Seventy-five years ago this week, victory was declared in Europe. To a generation which had twice in their lifetimes witnessed millions of lives lost in global warfare, the notion that after thousands of years of bloodshed we had seen the end of war in Europe would have been inconceivable.
Yet, that is the legacy of all those who fought in that conflict, a war which we fought not out of narrow national self-interest, but to stop the rampant Nationalism of another country. A Nationalism which not only claimed millions of lives through warfare, but millions more of that nation’s own countrymen with six million Jews murdered alongside Romani Gypsies, homosexuals, the disabled, socialists and many others. All killed with the support of a public which believed that removing those they saw as different would make them feel safer.
It is right we remember the sacrifices of all those who saw service and all those who suffered on the Home Front, in doing so creating the world in which we now live.
The question for us now is what are we doing with the legacy of the greatest generation? Are we living up to the principles which this country went to war to defend? Are we doing as they did and leaving the next generation better opportunities than we inherited from those who came before? Or are we squandering that legacy?

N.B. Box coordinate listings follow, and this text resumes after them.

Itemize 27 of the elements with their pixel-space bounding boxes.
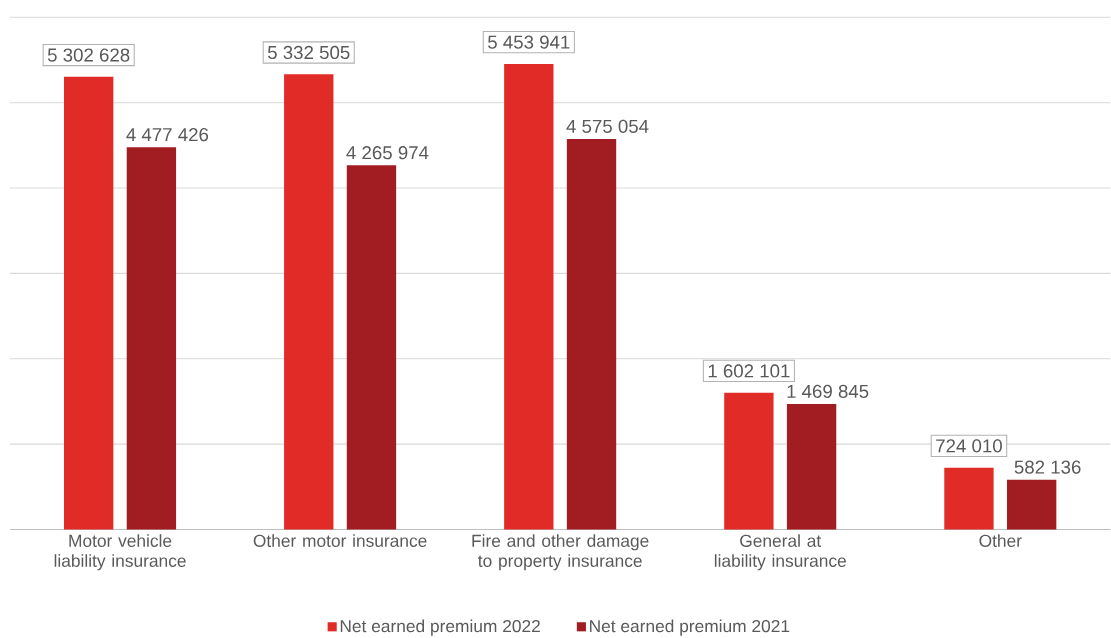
legend-label: Net earned premium 2022	[340, 619, 540, 636]
data-label: 1 469 845	[787, 384, 869, 399]
x-tick-label: Motor vehicle liability insurance	[54, 534, 186, 571]
data-label: 5 453 941	[488, 35, 570, 49]
bar	[126, 147, 177, 530]
x-tick-label: Fire and other damage to property insurance	[472, 534, 649, 571]
data-label: 5 332 505	[267, 46, 350, 60]
legend-label: Net earned premium 2021	[590, 619, 790, 636]
bar	[786, 404, 837, 530]
bar	[64, 77, 114, 530]
bar	[944, 467, 994, 530]
bar	[504, 64, 554, 530]
data-label: 4 477 426	[126, 128, 209, 142]
x-tick-label: General at liability insurance	[714, 534, 846, 571]
bar	[566, 139, 617, 530]
x-tick-label: Other	[979, 534, 1022, 548]
bar	[284, 74, 334, 530]
bar	[724, 392, 774, 530]
data-label: 4 265 974	[346, 146, 429, 160]
data-label: 5 302 628	[47, 48, 130, 62]
data-label: 724 010	[936, 439, 1002, 453]
data-label: 4 575 054	[566, 119, 649, 134]
bar	[346, 165, 397, 530]
data-label: 1 602 101	[708, 364, 790, 378]
bar	[1006, 480, 1057, 530]
data-label: 582 136	[1014, 460, 1081, 474]
x-tick-label: Other motor insurance	[253, 534, 427, 548]
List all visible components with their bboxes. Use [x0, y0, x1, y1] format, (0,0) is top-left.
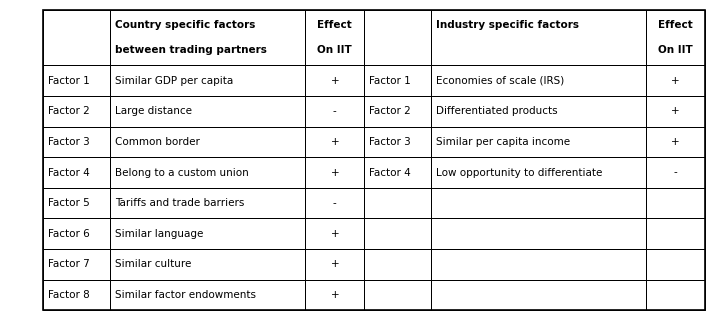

Over recent weeks we have faced our greatest national crisis since the Second World War and we have seen some of the best of people, with volunteers and essential workers putting themselves at risk to ensure the needs of others are met, along with some of the worst. This crisis will not last forever and as we emerge from it we have to decide how we will rebuild our country. Will we do as the soldiers returning from war did, build a country with first-rate public services, where everyone has a house of their own, and where the opportunities for the next generation are greater than the last? Or will we choose to restart along the road we were on?